Monitoring Agent Configurations¶

node_id: "node_id"  # user need to provide a node id (e.g. hostname)

sensing-units:
  general-periodicity: 1s # general sensing rate
  DefaultMonitoring: # Node-level metrics will be enable, users can disable this by removing it
    periodicity: 1s
#    disabled-groups: # metric-groups that the system will not start at all metric groups include CPU, memory, disk, network
##      - "disk"
#    metric-groups: # override the sensing preferences on specific groups
#      - name: "memory"
#        periodicity: 15s # change a static periodicity
#      - name: "cpu"
  UserDefinedMetrics: # specific implementation of sensing interface for user-defined metrics
    periodicity: 1s
    sources:
      - "/"
  ContainerMetrics: # Container-level monitoring metrics
    periodicity: 1s

dissemination-units: # users can enable multiple dissemination units however in rainbow we use Ignite as storage
 IgniteExporter:
    hostname: ignite-server
    port: 50000

#adaptivity:   # optional adaptivity properties
#  sensing:  # adaptivity in sensing units
#    DockerProbe:  # e.g., enable adaptivity for the container metrics
#      target_name: demo_test|cpu_ptc  # and set as target metric the cpu percentage of demo_test container
#      minimum_periodicity: 1
#      maximum_periodicity: 15
#      confidence: 0.95
#  dissemination:  # adaptivity in dissemination
#    all:  # the system sends adaptively all metrics to the storage
#      minimum_periodicity: 1
#      maximum_periodicity: 15
#      confidence: 0.95
#    metric_id:  # or it can send adaptively only specific metrics
#    - minimum_periodicity: 5s
#      maximum_periodicity: 35s
#      confidence: 95
#

For more information about the monitoring and its configuration please check its repository https://gitlab.com/rainbow-project1/rainbow-monitoring

Storm Worker Configurations¶

Generally, we need only to update the IPs of the Storm Worker configurations. However, users can update the following file accordingly to alter the processing characteristics of a node. Specifically, users can add other configurations from Storm Framework (since we utilize storm as execution engine).

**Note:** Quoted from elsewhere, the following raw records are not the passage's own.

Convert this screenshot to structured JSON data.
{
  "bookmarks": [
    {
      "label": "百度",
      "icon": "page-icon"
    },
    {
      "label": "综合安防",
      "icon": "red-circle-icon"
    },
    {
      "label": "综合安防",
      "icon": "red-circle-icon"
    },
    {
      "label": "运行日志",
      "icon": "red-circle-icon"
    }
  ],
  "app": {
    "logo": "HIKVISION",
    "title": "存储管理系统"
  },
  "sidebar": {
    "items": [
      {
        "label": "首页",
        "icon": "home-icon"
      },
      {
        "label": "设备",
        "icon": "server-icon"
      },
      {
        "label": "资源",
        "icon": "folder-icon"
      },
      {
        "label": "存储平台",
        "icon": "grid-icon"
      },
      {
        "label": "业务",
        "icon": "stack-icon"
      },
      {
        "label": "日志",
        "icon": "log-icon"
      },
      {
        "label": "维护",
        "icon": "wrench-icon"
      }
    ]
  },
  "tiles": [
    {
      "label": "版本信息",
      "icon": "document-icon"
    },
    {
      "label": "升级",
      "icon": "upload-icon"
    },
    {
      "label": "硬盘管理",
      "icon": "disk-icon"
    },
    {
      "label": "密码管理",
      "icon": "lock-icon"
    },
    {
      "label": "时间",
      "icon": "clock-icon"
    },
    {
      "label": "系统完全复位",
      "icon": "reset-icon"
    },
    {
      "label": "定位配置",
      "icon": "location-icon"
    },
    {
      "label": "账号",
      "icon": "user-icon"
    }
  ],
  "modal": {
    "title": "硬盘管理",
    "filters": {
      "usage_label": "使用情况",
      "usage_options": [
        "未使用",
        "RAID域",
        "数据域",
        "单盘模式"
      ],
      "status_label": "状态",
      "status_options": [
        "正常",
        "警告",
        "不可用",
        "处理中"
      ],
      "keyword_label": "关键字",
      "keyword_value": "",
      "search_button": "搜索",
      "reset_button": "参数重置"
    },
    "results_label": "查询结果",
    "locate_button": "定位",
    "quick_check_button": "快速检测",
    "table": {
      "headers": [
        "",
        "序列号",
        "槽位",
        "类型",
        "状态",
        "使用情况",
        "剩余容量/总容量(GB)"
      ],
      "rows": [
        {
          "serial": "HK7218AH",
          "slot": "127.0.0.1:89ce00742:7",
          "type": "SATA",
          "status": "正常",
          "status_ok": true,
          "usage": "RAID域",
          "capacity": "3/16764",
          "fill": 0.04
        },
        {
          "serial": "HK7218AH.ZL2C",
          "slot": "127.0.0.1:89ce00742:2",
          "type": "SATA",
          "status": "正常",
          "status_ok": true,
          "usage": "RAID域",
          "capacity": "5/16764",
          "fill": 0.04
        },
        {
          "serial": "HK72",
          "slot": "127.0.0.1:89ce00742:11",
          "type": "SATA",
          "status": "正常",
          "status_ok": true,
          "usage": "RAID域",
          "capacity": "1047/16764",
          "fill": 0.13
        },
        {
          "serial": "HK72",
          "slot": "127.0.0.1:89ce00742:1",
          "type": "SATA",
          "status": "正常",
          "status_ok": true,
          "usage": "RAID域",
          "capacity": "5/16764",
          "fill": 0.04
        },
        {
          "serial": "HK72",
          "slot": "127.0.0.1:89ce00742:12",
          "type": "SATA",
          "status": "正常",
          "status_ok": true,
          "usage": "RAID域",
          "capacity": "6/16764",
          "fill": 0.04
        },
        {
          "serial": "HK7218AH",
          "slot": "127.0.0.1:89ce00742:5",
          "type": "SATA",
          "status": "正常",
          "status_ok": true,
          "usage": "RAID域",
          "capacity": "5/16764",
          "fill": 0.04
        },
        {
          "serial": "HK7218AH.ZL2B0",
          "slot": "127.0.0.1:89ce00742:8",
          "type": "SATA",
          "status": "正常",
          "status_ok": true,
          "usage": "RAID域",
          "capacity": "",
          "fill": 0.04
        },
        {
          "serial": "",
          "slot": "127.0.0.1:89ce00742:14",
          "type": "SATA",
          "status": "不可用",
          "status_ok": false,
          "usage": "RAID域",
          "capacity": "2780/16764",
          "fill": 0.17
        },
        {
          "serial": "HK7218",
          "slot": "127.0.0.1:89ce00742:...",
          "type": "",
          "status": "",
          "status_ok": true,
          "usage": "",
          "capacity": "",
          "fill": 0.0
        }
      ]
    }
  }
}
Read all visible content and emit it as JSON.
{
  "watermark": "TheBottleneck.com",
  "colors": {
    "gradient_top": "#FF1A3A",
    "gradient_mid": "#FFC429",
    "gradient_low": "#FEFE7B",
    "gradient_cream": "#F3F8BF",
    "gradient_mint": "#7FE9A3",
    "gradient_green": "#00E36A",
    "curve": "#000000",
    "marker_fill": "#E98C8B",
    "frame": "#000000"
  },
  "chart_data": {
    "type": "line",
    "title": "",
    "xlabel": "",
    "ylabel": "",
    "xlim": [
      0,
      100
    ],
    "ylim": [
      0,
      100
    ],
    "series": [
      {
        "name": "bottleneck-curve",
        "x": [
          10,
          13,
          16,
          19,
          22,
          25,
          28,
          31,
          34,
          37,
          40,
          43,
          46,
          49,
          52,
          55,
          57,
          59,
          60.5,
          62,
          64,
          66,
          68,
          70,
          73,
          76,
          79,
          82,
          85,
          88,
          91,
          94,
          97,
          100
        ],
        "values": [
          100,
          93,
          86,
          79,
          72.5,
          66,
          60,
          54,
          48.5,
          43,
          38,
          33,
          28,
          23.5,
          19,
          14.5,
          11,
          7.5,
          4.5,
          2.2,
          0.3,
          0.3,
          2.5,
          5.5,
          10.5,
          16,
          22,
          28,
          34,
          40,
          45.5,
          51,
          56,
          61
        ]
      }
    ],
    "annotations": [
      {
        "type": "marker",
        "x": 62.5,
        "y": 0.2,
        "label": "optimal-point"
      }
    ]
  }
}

Configuration file exists in *analytic-stack/nodes/storm* directory.

A typical configuration file is the following:

nimbus.seeds: ["cluster-head-IP"] # The cluster head IPV4
ui.port: 8080
storm.zookeeper.servers:
   - "cluster-head-IP" # The cluster head IPV4
storm.local.hostname: "node-IP" # As hostname we need to provide the node's IPV4
supervisor.slots.ports:
   - 6700
   - 6701
   - 6702
   - 6703

Stack Execution¶

In order to execute the stack, users have only to run the following command:

docker-compose up

For the execution on ARM processors, user need to execute specific docker-compose files. For instance, for 32 bit arm processors users need to run the following command:

docker-compose -f docker-compose-arm32.yaml up

or for 64 bit arm processors, users should execute the following command:

docker-compose -f docker-compose-arm64.yaml up

Ports and Networking¶

Apache Storm needs specific ports to be open namely or users can configure other ports in the storm configurations:

Default Port	Storm Config	Client Hosts/Processes	Server
2181	storm.zookeeper.port	Nimbus, Supervisors, and Worker processes	Zookeeper
6627	nimbus.thrift.port	Storm clients, Supervisors, and UI	Nimbus
6628	supervisor.thrift.port	Nimbus	Supervisors
8080	ui.port	Client Web Browsers	UI
8000	logviewer.port	Client Web Browsers	Logviewer
3772	drpc.port	External DRPC Clients	DRPC
3773	drpc.invocations.port	Worker Processes	DRPC
3774	drpc.http.port	External HTTP DRPC Clients	DRPC
670{0,1,2,3}	supervisor.slots.ports	Worker Processes	Worker Processes

Furthermore, Storage Agents need ports 50000, 47500, 47100 to be open as well.